É bastante interessante o depoimento de Lowen. Ele continua dizendo que como a maioria dos indivíduos de nossa cultura, sua pelve estava imobilizada por tensões musculares crônicas e era incapaz de movimentar-se livre e espontaneamente no clímax do ato sexual. “Quando finalmente livrei-me dessas tensões no decorrer de minha terapia com Reich e minha pelve começou a movimentar-se, em harmonia com a minha respiração, senti a mesma alegria que deve sentir alguém ao ser libertado da prisão. Tensões musculares crônicas em diferentes partes do corpo constituem a prisão que impede a livre expressão do espírito de um indivíduo.”
A sexualidade é, com certeza, o fruto proibido em nossa cultura. Praticamente todas as pessoas sofrem de alguma dose de culpa ou vergonha por suas fantasias e sensações sexuais. Com isso, não nos entregamos plenamente ao amor. Segundo Lowen, a liberdade interior corresponde a estar livre da culpa, vergonha e constrangimento. “A liberdade interior manifesta-se na graciosidade do corpo, em sua suavidade e vitalidade.”

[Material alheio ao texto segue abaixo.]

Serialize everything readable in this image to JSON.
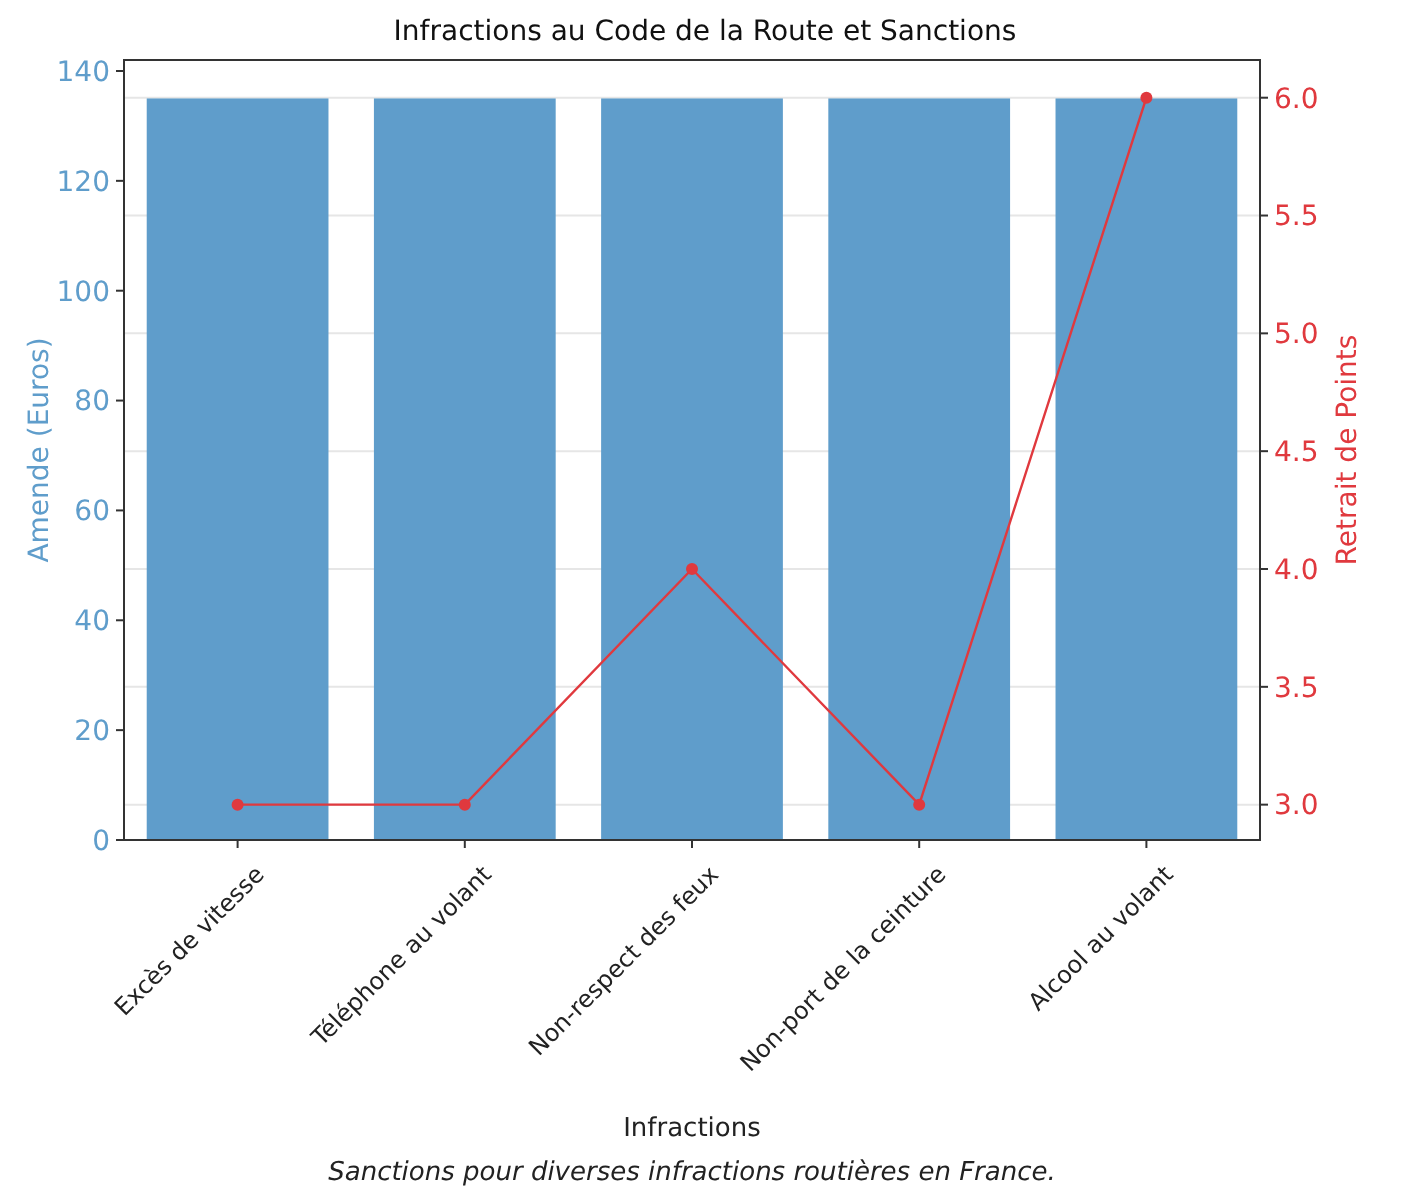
{
  "chart_data": {
    "type": "bar",
    "title": "Infractions au Code de la Route et Sanctions",
    "xlabel": "Infractions",
    "ylabel": "Amende (Euros)",
    "y2label": "Retrait de Points",
    "categories": [
      "Excès de vitesse",
      "Téléphone au volant",
      "Non-respect des feux",
      "Non-port de la ceinture",
      "Alcool au volant"
    ],
    "series": [
      {
        "color": "#5f9dcb",
        "values": [
          135,
          135,
          135,
          135,
          135
        ]
      },
      {
        "type": "line",
        "axis": "y2",
        "color": "#e0393e",
        "values": [
          3,
          3,
          4,
          3,
          6
        ],
        "marker": "circle"
      }
    ],
    "ylim": [
      0,
      142
    ],
    "yticks": [
      0,
      20,
      40,
      60,
      80,
      100,
      120,
      140
    ],
    "y2lim": [
      2.85,
      6.16
    ],
    "y2ticks": [
      {
        "value": 3,
        "label": "3.0"
      },
      {
        "value": 3.5,
        "label": "3.5"
      },
      {
        "value": 4,
        "label": "4.0"
      },
      {
        "value": 4.5,
        "label": "4.5"
      },
      {
        "value": 5,
        "label": "5.0"
      },
      {
        "value": 5.5,
        "label": "5.5"
      },
      {
        "value": 6,
        "label": "6.0"
      }
    ],
    "grid": "y",
    "annotations": [
      "Sanctions pour diverses infractions routières en France."
    ]
  }
}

Desbloquear o corpo das tensões musculares crônicas possibilita acessarmos novas dimensões do nosso ser. Prem Milan explica no seu livro Por que você mente e eu acredito? que podemos ser vistos em três aspectos: o animal, o humano e o espiritual. Como animais, buscamos nossa sobrevivência, o poder, expressamos as emoções vitais, vivemos a sexualidade. “E onde começa nossa humanidade? É justamente no coração, na capacidade de amar, de nos entregar, de nos relacionar, de conectar a sexualidade com o amor, de nos derreter no outro. Do amor, inevitavelmente, somos projetados para o campo espiritual. O coração se abre e há espaço para muito mais. Uma vez nesse estado de preenchimento, começa a transbordar sabedoria, o amor pela vida, pela natureza, pelas pessoas, pelo planeta. Essa é a espiritualidade real.”

Katia Marko é jornalista, terapeuta bioenergética e uma pessoa em busca de si mesma.